Il diktat: “Perseguire il profitto a ogni costo” – All’esterno, invece, ecco la “violazione delle norme ambientali” attraverso la “sistematica alterazione e falsificazione dei dati” delle emissioni, oltre al “condizionamento, spinto sino alla corruzione, dei soggetti pubblici deputati ai controlli, delle istituzioni e della stampa”. E nel frattempo i Riva avrebbero “sottratto” l’Ilva agli “impegni assunti” per migliorare le prestazioni ambientali dell’acciaieria: ci sarebbero riusciti anche attraverso la “mistificazione della natura degli interventi” sugli impianti, in realtà pensati in chiave produttiva. Il tutto nella consapevolezza degli “effetti” sull’ambiente e sulla salute di lavoratori e cittadini. Il diktat era quello di “perseguire il profitto e la produzione a ogni costo”. Anche al costo di “qualche caso di tumore in più”, come disse Fabio Riva in un’intercettazione che, ad avviso dei giudici, “riassume meglio di ogni altro elemento di prova” la “volontarietà” delle condotte e la “chiara consapevolezza” di cosa provocasse l’inquinamento. E lo sguardo di chi doveva controllare dov’era? Di cosa si occupavano le autorità?
“Intimidazione, corruzione e collusione” – Le indagini condotte da Noe e Guardia di finanza, mettono nero su bianco i giudici, hanno fatto emergere “inequivocabilmente la rete di collusioni intessuta” da Ilva che coinvolgeva “funzionari regionali e statali di alto livello, con i quali è preventivamente concertata la strategia ‘politica’ in senso lato dell’impresa”, grazie a “professionisti del tutto asserviti alle sue esigenze”. Così in una “sostanziale impunità” si arrivò al “sacrificio” non solo della legalità ma anche di “fondamentali beni costituzionali” in una “costante illecita opera di minimizzazione dell’impatto inquinante” da parte dei vertici dell’azienda “con la connivenza a tutti i livelli delle istituzioni pubbliche e private”. Un calvario di cattive opere e omissioni che i giudici mettono in fila in una sorta di rosario: c’era il “condizionamento dei controlli”, ci fu il ”pilotaggio” della intera vicenda legata all’ottenimento dell’Aia nel 2011, le analisi interne venivano “falsificate”, c’era “l’intimidazione” di chi era disposto a parlare e degli “organi di controllo”, ci furono episodi di “collusione” e “corruzione” dei consulenti tecnici ingaggiati dalla procura.

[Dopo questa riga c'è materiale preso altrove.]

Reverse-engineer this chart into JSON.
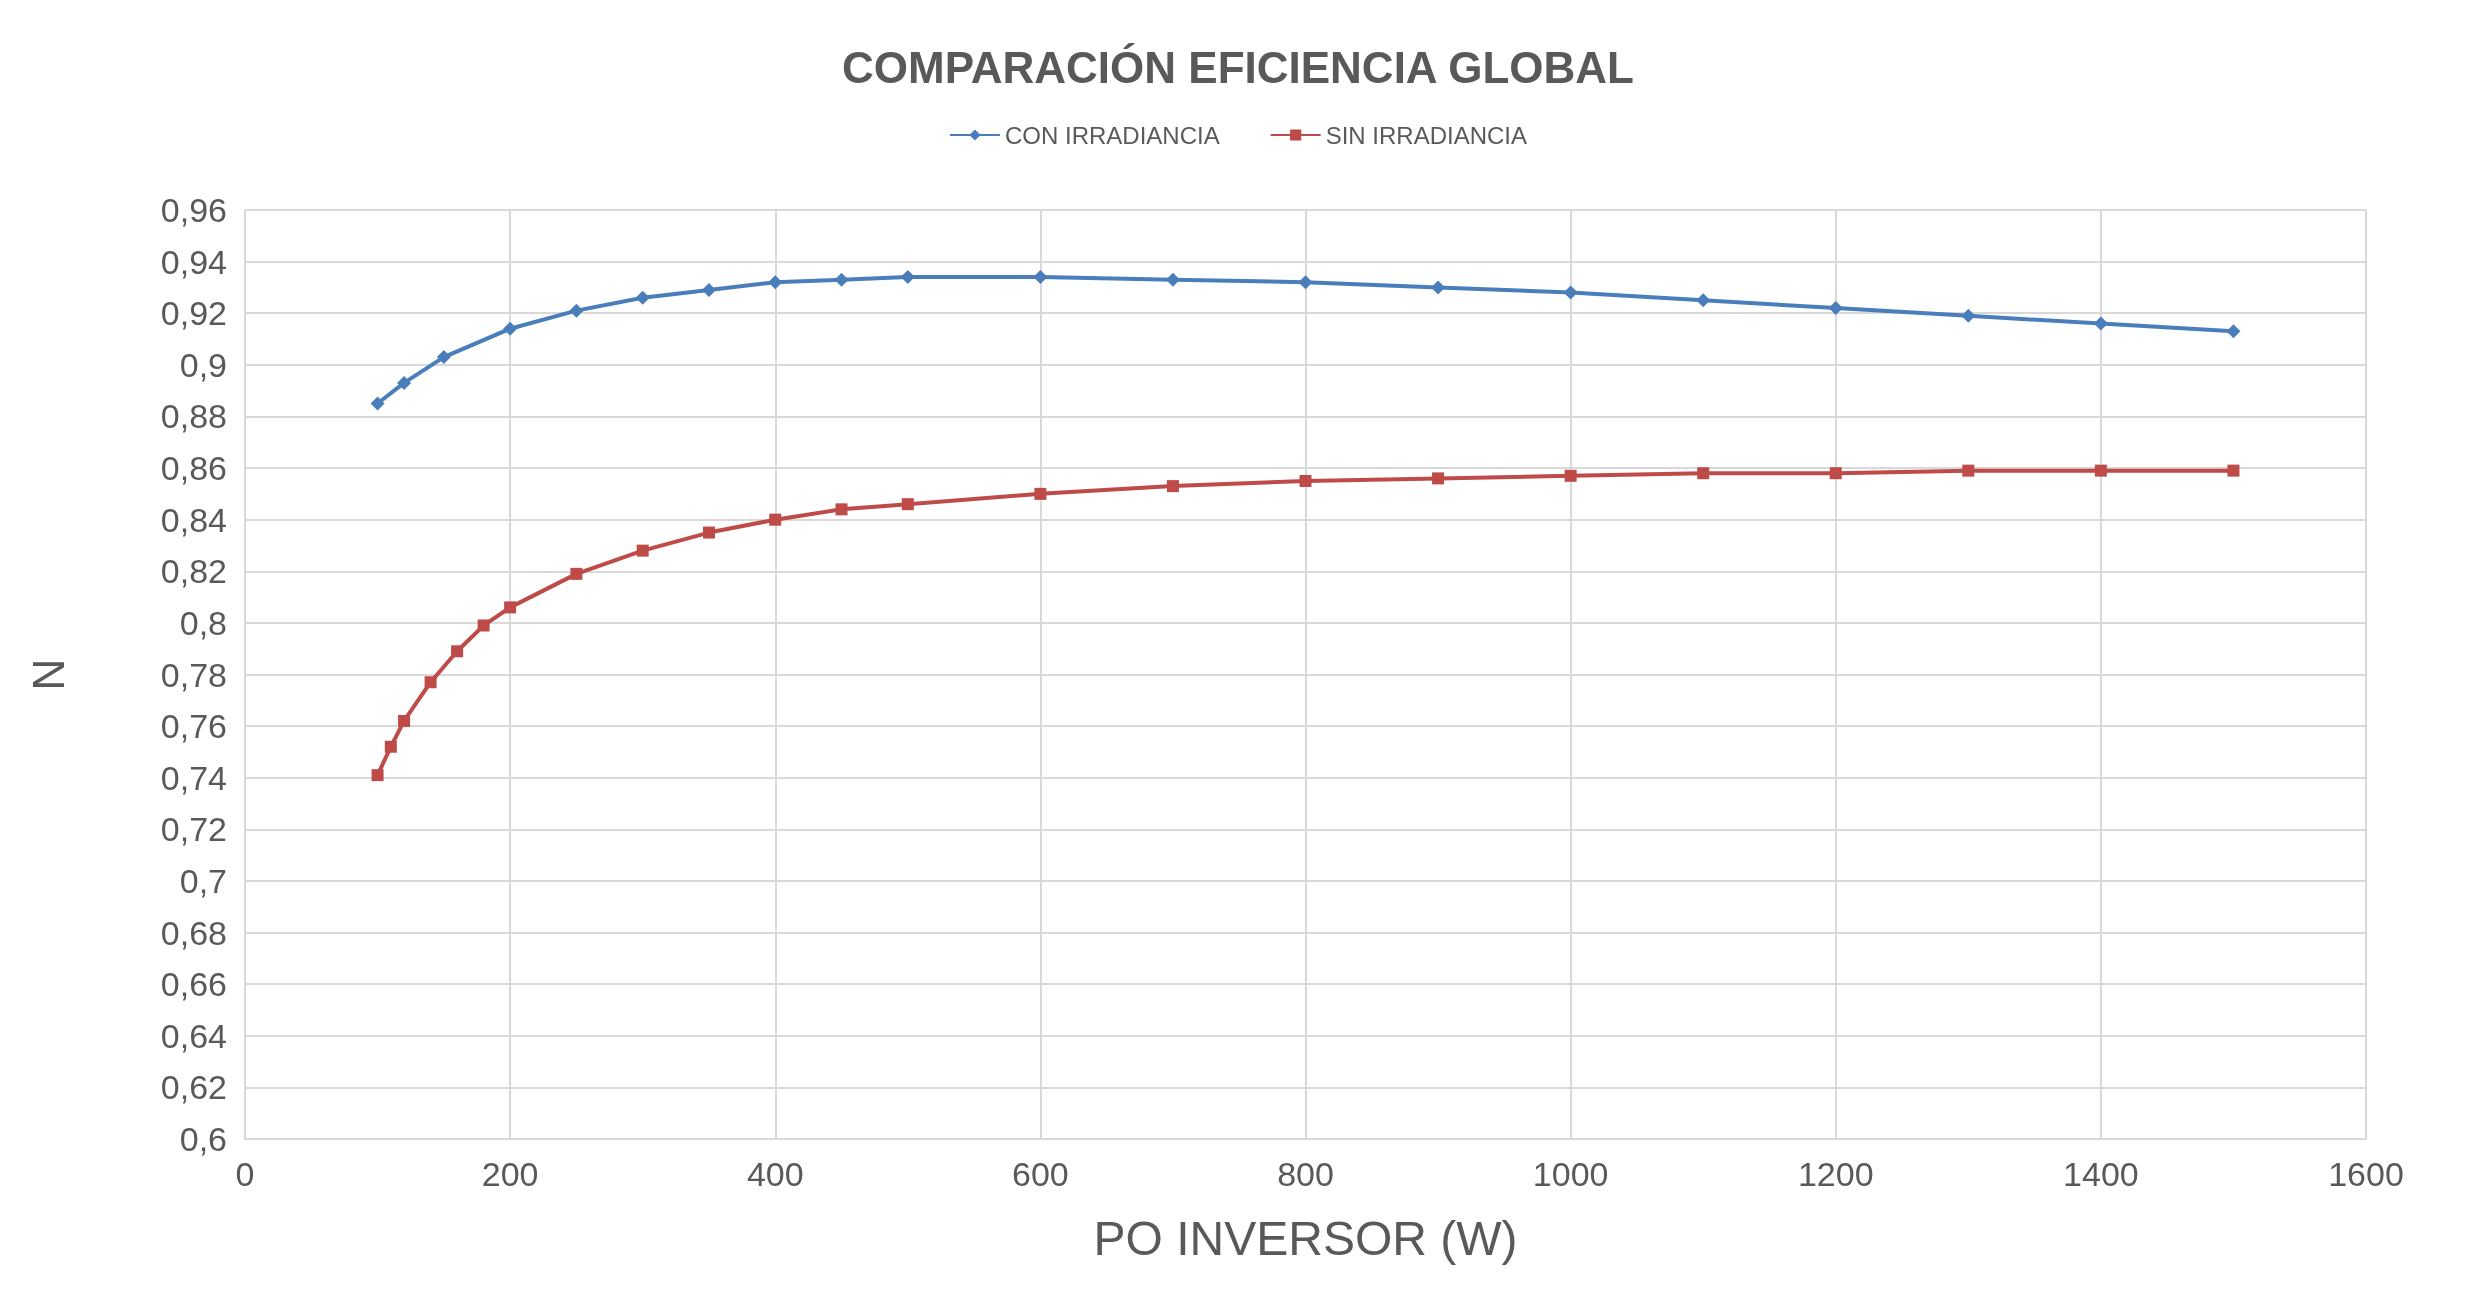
{
  "chart_data": {
    "type": "line",
    "title": "COMPARACIÓN EFICIENCIA GLOBAL",
    "xlabel": "PO INVERSOR (W)",
    "ylabel": "N",
    "xlim": [
      0,
      1600
    ],
    "xticks": [
      0,
      200,
      400,
      600,
      800,
      1000,
      1200,
      1400,
      1600
    ],
    "ylim": [
      0.6,
      0.96
    ],
    "yticks": [
      {
        "value": 0.6,
        "label": "0,6"
      },
      {
        "value": 0.62,
        "label": "0,62"
      },
      {
        "value": 0.64,
        "label": "0,64"
      },
      {
        "value": 0.66,
        "label": "0,66"
      },
      {
        "value": 0.68,
        "label": "0,68"
      },
      {
        "value": 0.7,
        "label": "0,7"
      },
      {
        "value": 0.72,
        "label": "0,72"
      },
      {
        "value": 0.74,
        "label": "0,74"
      },
      {
        "value": 0.76,
        "label": "0,76"
      },
      {
        "value": 0.78,
        "label": "0,78"
      },
      {
        "value": 0.8,
        "label": "0,8"
      },
      {
        "value": 0.82,
        "label": "0,82"
      },
      {
        "value": 0.84,
        "label": "0,84"
      },
      {
        "value": 0.86,
        "label": "0,86"
      },
      {
        "value": 0.88,
        "label": "0,88"
      },
      {
        "value": 0.9,
        "label": "0,9"
      },
      {
        "value": 0.92,
        "label": "0,92"
      },
      {
        "value": 0.94,
        "label": "0,94"
      },
      {
        "value": 0.96,
        "label": "0,96"
      }
    ],
    "grid": true,
    "legend": "top",
    "line_style": "solid",
    "series": [
      {
        "name": "CON IRRADIANCIA",
        "color": "#4a7ebb",
        "marker": "diamond",
        "x": [
          100,
          120,
          150,
          200,
          250,
          300,
          350,
          400,
          450,
          500,
          600,
          700,
          800,
          900,
          1000,
          1100,
          1200,
          1300,
          1400,
          1500
        ],
        "values": [
          0.885,
          0.893,
          0.903,
          0.914,
          0.921,
          0.926,
          0.929,
          0.932,
          0.933,
          0.934,
          0.934,
          0.933,
          0.932,
          0.93,
          0.928,
          0.925,
          0.922,
          0.919,
          0.916,
          0.913
        ]
      },
      {
        "name": "SIN IRRADIANCIA",
        "color": "#be4b48",
        "marker": "square",
        "x": [
          100,
          110,
          120,
          140,
          160,
          180,
          200,
          250,
          300,
          350,
          400,
          450,
          500,
          600,
          700,
          800,
          900,
          1000,
          1100,
          1200,
          1300,
          1400,
          1500
        ],
        "values": [
          0.741,
          0.752,
          0.762,
          0.777,
          0.789,
          0.799,
          0.806,
          0.819,
          0.828,
          0.835,
          0.84,
          0.844,
          0.846,
          0.85,
          0.853,
          0.855,
          0.856,
          0.857,
          0.858,
          0.858,
          0.859,
          0.859,
          0.859
        ]
      }
    ]
  }
}
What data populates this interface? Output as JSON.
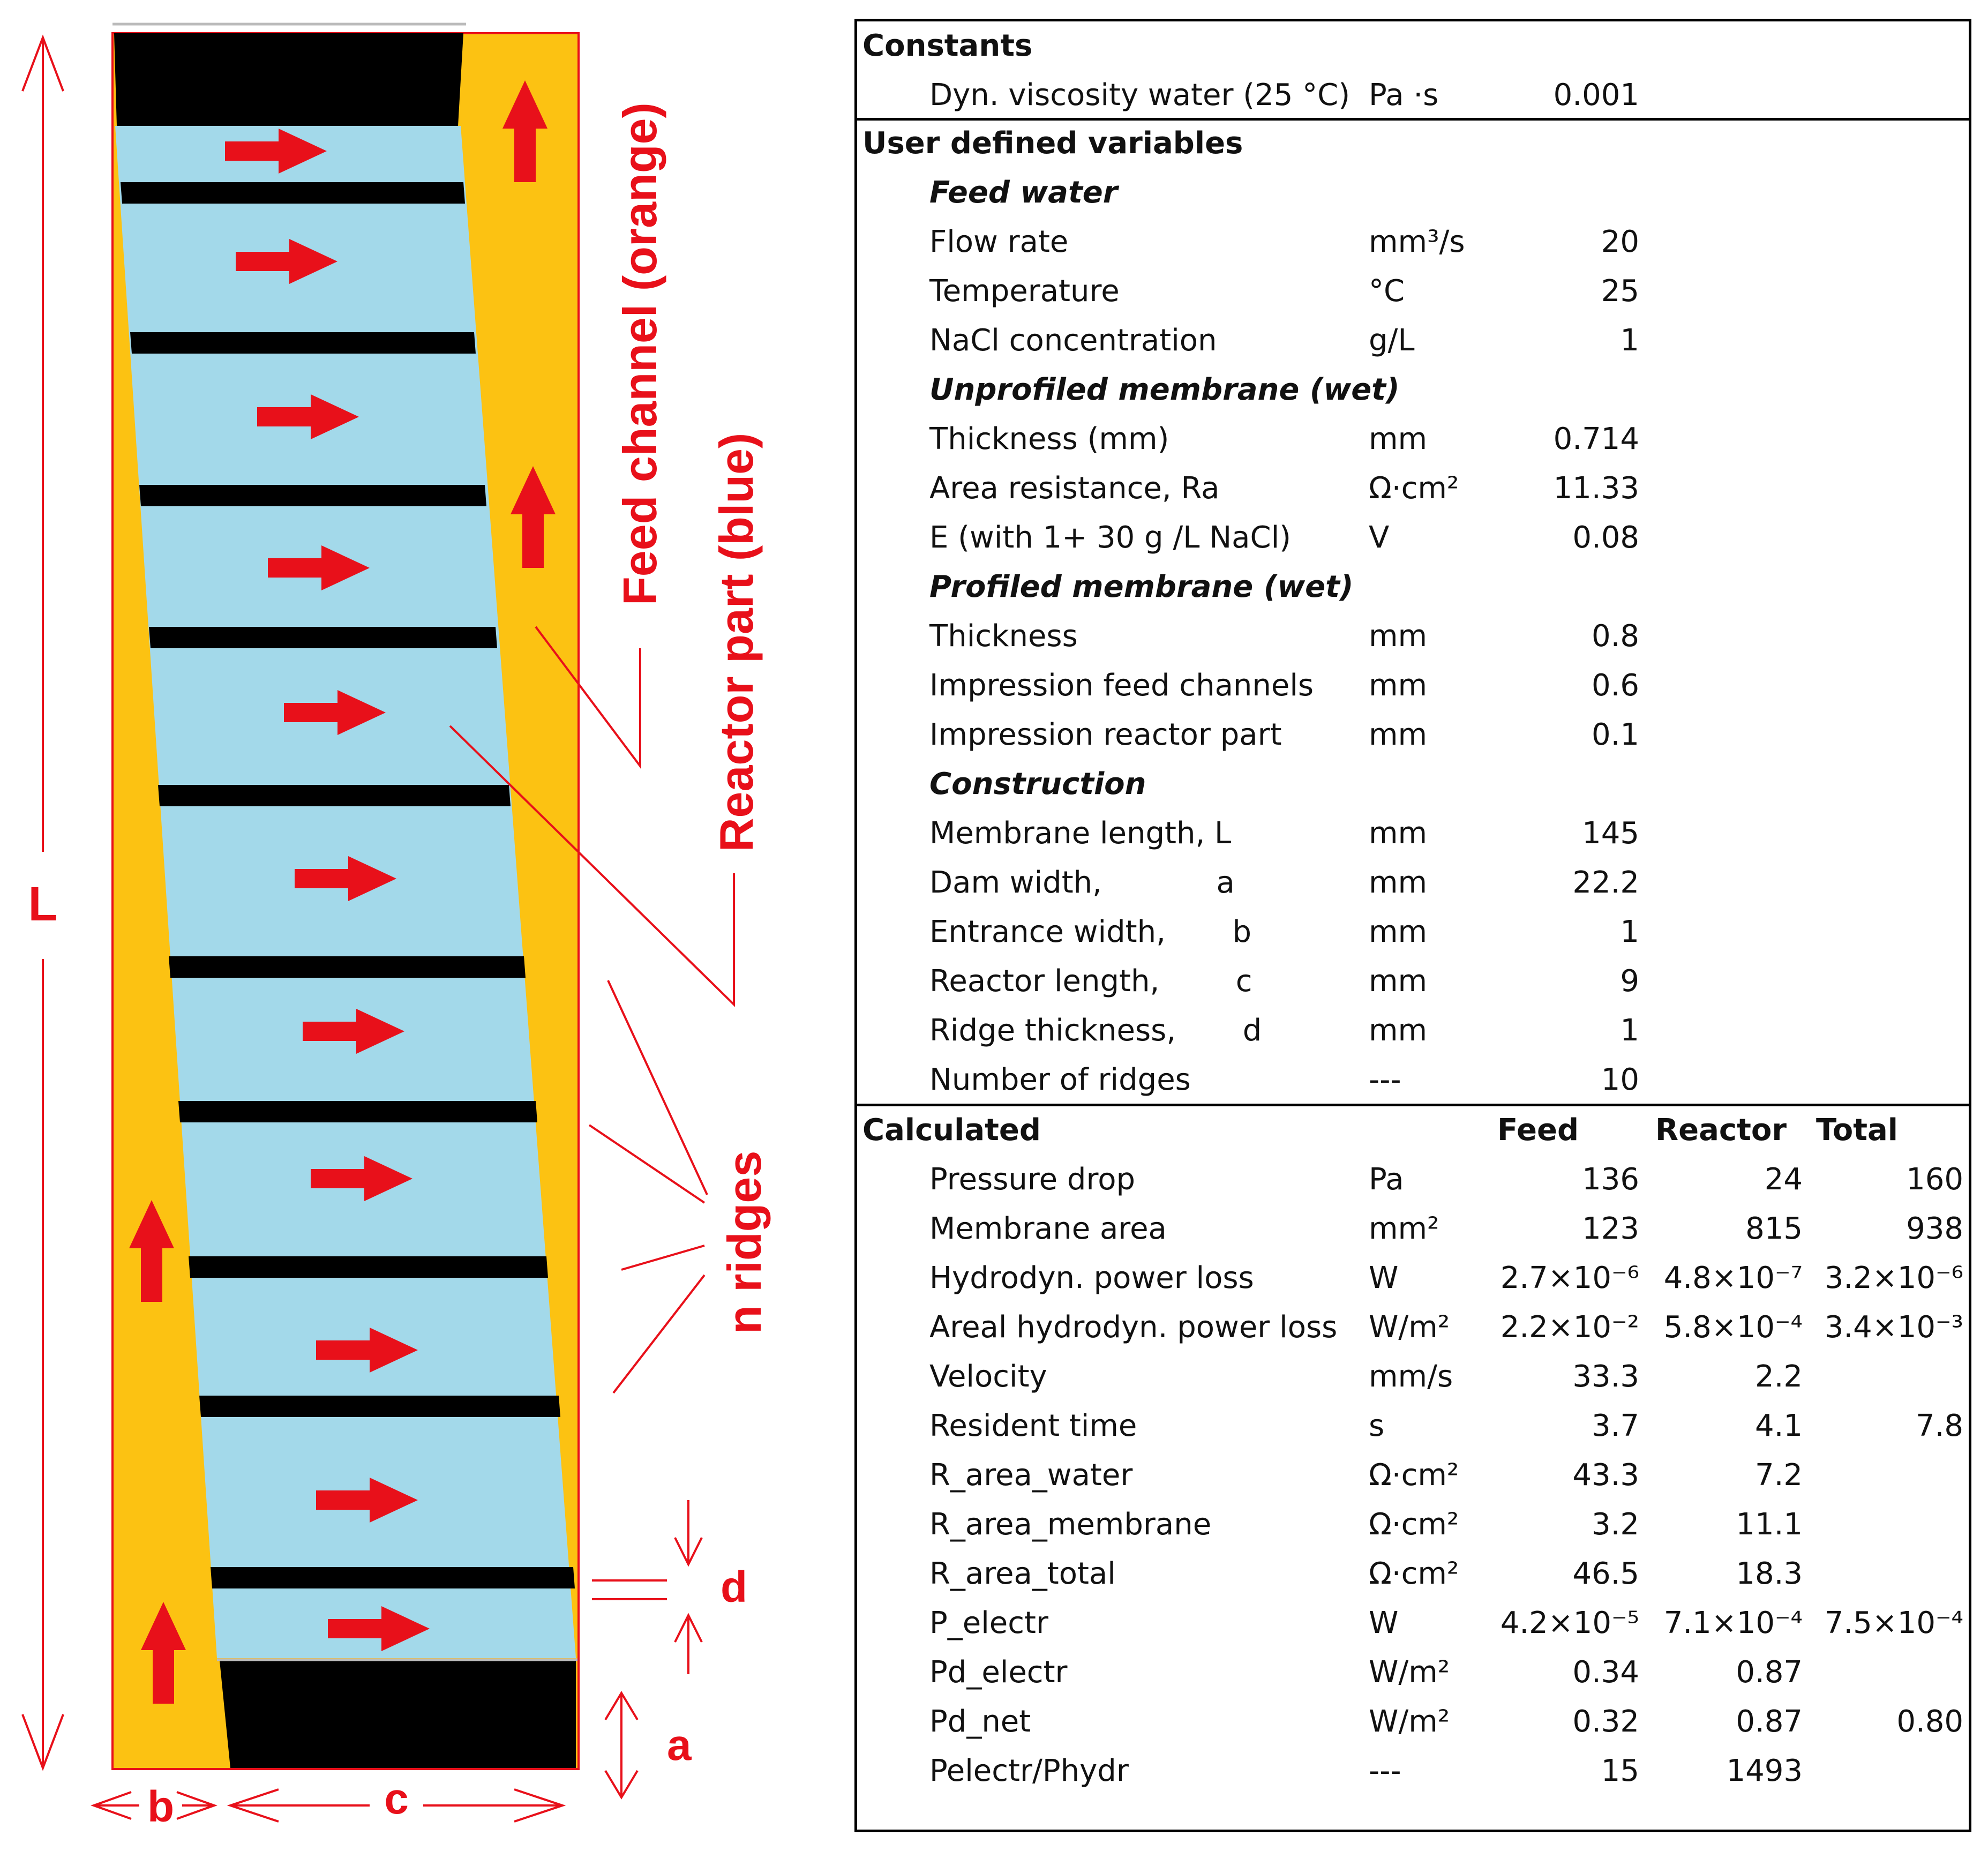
{
  "diagram": {
    "labels": {
      "feed_channel": "Feed channel  (orange)",
      "reactor_part": "Reactor part (blue)",
      "n_ridges": "n ridges",
      "L": "L",
      "a": "a",
      "b": "b",
      "c": "c",
      "d": "d"
    },
    "colors": {
      "feed_channel": "#fcc212",
      "reactor_part": "#a3d9ea",
      "ridge": "#000000",
      "arrow": "#e8101a",
      "annotation": "#e8101a"
    },
    "ridge_count": 10,
    "flow_arrow_icon": "right-arrow-icon",
    "inflow_arrow_icon": "up-arrow-icon"
  },
  "table": {
    "constants": {
      "header": "Constants",
      "rows": [
        {
          "name": "Dyn. viscosity water (25 °C)",
          "unit": "Pa ·s",
          "value": "0.001"
        }
      ]
    },
    "user_defined": {
      "header": "User defined variables",
      "groups": [
        {
          "title": "Feed water",
          "rows": [
            {
              "name": "Flow rate",
              "unit": "mm³/s",
              "value": "20"
            },
            {
              "name": "Temperature",
              "unit": "°C",
              "value": "25"
            },
            {
              "name": "NaCl concentration",
              "unit": "g/L",
              "value": "1"
            }
          ]
        },
        {
          "title": "Unprofiled membrane (wet)",
          "rows": [
            {
              "name": "Thickness (mm)",
              "unit": "mm",
              "value": "0.714"
            },
            {
              "name": "Area resistance, Ra",
              "unit": "Ω·cm²",
              "value": "11.33"
            },
            {
              "name": "E (with 1+ 30 g /L NaCl)",
              "unit": "V",
              "value": "0.08"
            }
          ]
        },
        {
          "title": "Profiled membrane (wet)",
          "rows": [
            {
              "name": "Thickness",
              "unit": "mm",
              "value": "0.8"
            },
            {
              "name": "Impression  feed  channels",
              "unit": "mm",
              "value": "0.6"
            },
            {
              "name": "Impression reactor part",
              "unit": "mm",
              "value": "0.1"
            }
          ]
        },
        {
          "title": "Construction",
          "rows": [
            {
              "name": "Membrane length,  L",
              "unit": "mm",
              "value": "145"
            },
            {
              "name": "Dam width,            a",
              "unit": "mm",
              "value": "22.2"
            },
            {
              "name": "Entrance width,       b",
              "unit": "mm",
              "value": "1"
            },
            {
              "name": "Reactor length,        c",
              "unit": "mm",
              "value": "9"
            },
            {
              "name": "Ridge thickness,       d",
              "unit": "mm",
              "value": "1"
            },
            {
              "name": "Number of ridges",
              "unit": "---",
              "value": "10"
            }
          ]
        }
      ]
    },
    "calculated": {
      "header": "Calculated",
      "columns": [
        "Feed",
        "Reactor",
        "Total"
      ],
      "rows": [
        {
          "name": "Pressure drop",
          "unit": "Pa",
          "feed": "136",
          "reactor": "24",
          "total": "160"
        },
        {
          "name": "Membrane area",
          "unit": "mm²",
          "feed": "123",
          "reactor": "815",
          "total": "938"
        },
        {
          "name": "Hydrodyn. power loss",
          "unit": "W",
          "feed": "2.7×10⁻⁶",
          "reactor": "4.8×10⁻⁷",
          "total": "3.2×10⁻⁶"
        },
        {
          "name": "Areal hydrodyn. power loss",
          "unit": "W/m²",
          "feed": "2.2×10⁻²",
          "reactor": "5.8×10⁻⁴",
          "total": "3.4×10⁻³"
        },
        {
          "name": "Velocity",
          "unit": "mm/s",
          "feed": "33.3",
          "reactor": "2.2",
          "total": ""
        },
        {
          "name": "Resident time",
          "unit": "s",
          "feed": "3.7",
          "reactor": "4.1",
          "total": "7.8"
        },
        {
          "name": "R_area_water",
          "unit": "Ω·cm²",
          "feed": "43.3",
          "reactor": "7.2",
          "total": ""
        },
        {
          "name": "R_area_membrane",
          "unit": "Ω·cm²",
          "feed": "3.2",
          "reactor": "11.1",
          "total": ""
        },
        {
          "name": "R_area_total",
          "unit": "Ω·cm²",
          "feed": "46.5",
          "reactor": "18.3",
          "total": ""
        },
        {
          "name": "P_electr",
          "unit": "W",
          "feed": "4.2×10⁻⁵",
          "reactor": "7.1×10⁻⁴",
          "total": "7.5×10⁻⁴"
        },
        {
          "name": "Pd_electr",
          "unit": "W/m²",
          "feed": "0.34",
          "reactor": "0.87",
          "total": ""
        },
        {
          "name": "Pd_net",
          "unit": "W/m²",
          "feed": "0.32",
          "reactor": "0.87",
          "total": "0.80"
        },
        {
          "name": "Pelectr/Phydr",
          "unit": "---",
          "feed": "15",
          "reactor": "1493",
          "total": ""
        }
      ]
    }
  }
}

Un “girone dantesco”: Taranto come Minimata – E poi “l’ammorbidimento” di stampa e mass-media operata dal factotum dei Riva, Girolamo Archinà, oltre ai tentativi di “avvicinamento” dei massimi esponenti degli enti locali, e perfino della Chiesa, che “in teoria sarebbero stati portatori di interessi collettivi di segno opposto”, rimarca la Corte d’Assise di Taranto. In questa suburra, qualche schiena dritta era rimasta: “Solo la voce delle associazioni ambientaliste, solo la voce dei pochi lavoratori e sindacalisti che hanno sfidato il demansionamento o addirittura il licenziamento, solo la voce degli uomini degli organi di controllo, hanno infine consentito l’emersione in tutta la sua gravità di un fenomeno tanto evidente quanto a lungo sottaciuto”. A partire dal “primo vero impulso” per le indagini, quelle analisi su un campione di formaggio prelevato, su iniziativa del responsabile di Peacelink Alessandro Marescotti, dalla masseria Laera. Scoppiò così il caso della diossina a Taranto e da quel momento si iniziò a scavare, pezzo dopo pezzo, nella densa poltiglia di malaffare e postriboli delle proprie funzioni che aveva permesso ai Riva, stando alla sentenza, di fare affari senza rispettare le regole. Mentre le sostanze nocive e inquinanti si “distribuivano a raggiera” dall’Ilva verso i quartieri Tamburi e Statte e quindi sulla intera Taranto, trasformandola in un “vero e proprio girone dantesco” o una “novella” Minimata.